Marriott added 52 new properties (6,976 rooms) to its worldwide lodging portfolio in the second quarter, including the 206 room Courtyard and 250 room Ritz-Carlton hotels in Tokyo, Japan. The spectacular Ritz-Carlton property sits atop the tallest building in Tokyo. Twenty-two properties (3,158 rooms) exited the system during the quarter, primarily at Marriott’s request, due to quality issues at those hotels. At quarter-end, the company’s lodging group encompassed 2,898 lodging properties for a total of 521,240 rooms.

MARRIOTT REVENUES totaled $3.2 billion in the 2007 second quarter, an 11 percent increase from the same period in 2006. Base and franchise fees rose 10 percent to $249 million as a result of unit growth and strong REVPAR improvement. Incentive fees soared 51 percent to $116 million, driven by higher property-level house profit margins and $15 million of incentive fees that were calculated based on prior period results, but earned and due in the second quarter of 2007. Also included in incentive fees was $3 million associated with business interruption insurance proceeds at two New Orleans hotels.

Strong room rates, higher food and beverage profits and improved productivity drove margins higher during the quarter. Worldwide company-operated comparable house profit margins increased 160 basis points and worldwide house profit per available room grew 10.4 percent. House profit margins for North American company-operated properties grew 130 basis points. House profit per available room increased 9.3 percent for North American full-service hotels and 7.9 percent for North American limited-service hotels.

Owned, leased, corporate housing and other revenue increased 15 percent in the second quarter, to $312 million, primarily driven by receipt of termination fees totaling $6 million and strong REVPAR at owned and leased properties, including the new Ritz-Carlton property in Tokyo, Japan.

Timeshare sales and services revenue increased 22 percent in the 2007 second quarter, primarily driven by the company’s Maui, Las Vegas and Frenchman’s Reef resorts, which reached higher reportability thresholds in the quarter. The new resort in St. Kitts also reported strong sales. Timeshare revenues also include $45 million of mortgage note sale gains, $5 million higher than the year ago quarter.

Timeshare sales and services revenue, net of direct expenses, increased 49 percent, to $122 million, reflecting higher note sale gains and higher financial reportability of sales.

Contract sales for the company’s timeshare, fractional and whole ownership projects, including sales made by joint venture projects, decreased 24 percent, reflecting tough comparisons to a highly successful launch of the Ritz-Carlton’s whole ownership projects in Kapalua Bay and San Francisco in the 2006 second quarter. In addition, the newly introduced Marriott Vacation Club resort in Maui benefited from considerable trade-up from existing owners in the 2006 quarter. Excluding these three projects, contract sales increased nearly 5 percent in the 2007 second quarter.

The company began sales at a timeshare resort in Marco Island in the 2007 second quarter and expects to begin sales at the Ritz-Carlton whole ownership project in Kauai, Hawaii in the second half of 2007.

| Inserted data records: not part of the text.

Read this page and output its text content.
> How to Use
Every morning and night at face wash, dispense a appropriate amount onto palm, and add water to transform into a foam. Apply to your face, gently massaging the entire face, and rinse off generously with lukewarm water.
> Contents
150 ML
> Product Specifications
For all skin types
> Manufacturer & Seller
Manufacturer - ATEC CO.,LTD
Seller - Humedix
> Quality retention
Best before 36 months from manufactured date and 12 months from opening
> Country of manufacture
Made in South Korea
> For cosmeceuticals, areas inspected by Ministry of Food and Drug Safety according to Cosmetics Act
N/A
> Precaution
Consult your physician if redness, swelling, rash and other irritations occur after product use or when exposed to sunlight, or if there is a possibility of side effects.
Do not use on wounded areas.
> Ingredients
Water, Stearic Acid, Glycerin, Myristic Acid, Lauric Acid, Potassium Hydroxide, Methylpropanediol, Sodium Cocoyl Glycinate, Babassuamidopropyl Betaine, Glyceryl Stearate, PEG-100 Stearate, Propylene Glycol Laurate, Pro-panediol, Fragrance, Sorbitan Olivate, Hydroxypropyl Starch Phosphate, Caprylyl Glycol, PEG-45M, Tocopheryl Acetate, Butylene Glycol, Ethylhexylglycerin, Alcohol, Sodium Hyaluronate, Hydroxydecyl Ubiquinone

General and administrative expenses in the 2007 second quarter totaled $207 million and included $35 million of expenses associated with the ESOP tax settlement.

SYNTHETIC FUEL operations contributed approximately $0.08 per share of after-tax earnings during the 2007 second quarter, compared to $0.01 in the year ago quarter. Higher synthetic fuel earnings reflected increased production levels, partially offset by a $3 million mark-to-market expense associated with oil price hedges (recorded as an offset to interest income). Excluding the impact of the synthetic fuel operations and the ESOP tax settlement, the company’s tax rate would have been 34.8 percent.

GAINS AND OTHER INCOME totaled $12 million (excluding $16 million of expenses related to synthetic fuel) and included $5 million of gains from the sale of real estate and $7 million of preferred returns and other gains and income. Prior year’s second quarter gains included $9 million of gains from the sale of real estate, $29 million of gains from the sale of the company’s interest in four joint ventures and $4 million of preferred returns and other income. The 2006 gains were partially offset by a $37 million non-cash charge to adjust the carrying amount of a straight-line rent receivable associated with a land lease which was subject to a purchase option.

INTEREST EXPENSE increased $22 million to $52 million, reflecting $13 million of interest expense associated with the ESOP settlement as well as higher interest rates and higher average borrowings, including the senior debt issued late in the 2006 second quarter.

INTEREST INCOME totaled $6 million during the quarter, down from $12 million in the year ago quarter, primarily driven by loan repayments since the second quarter of 2006 and a $3 million mark-to-market expense associated with oil price hedges for the synthetic fuel operations.

At the end of the 2007 second quarter, total debt was $2,284 million and cash balances totaled $151 million, compared to $1,833 million in total debt and $193 million of cash at the end of 2006. The company repurchased 8.7 million shares of common stock in the second quarter of 2007 at a cost of $402 million. Year-to-date, through July 10, 2007, the company repurchased 21.0 million shares of common stock at a cost of $980 million. The remaining share repurchase authorization, as of July 10, 2007 totaled 13 million shares.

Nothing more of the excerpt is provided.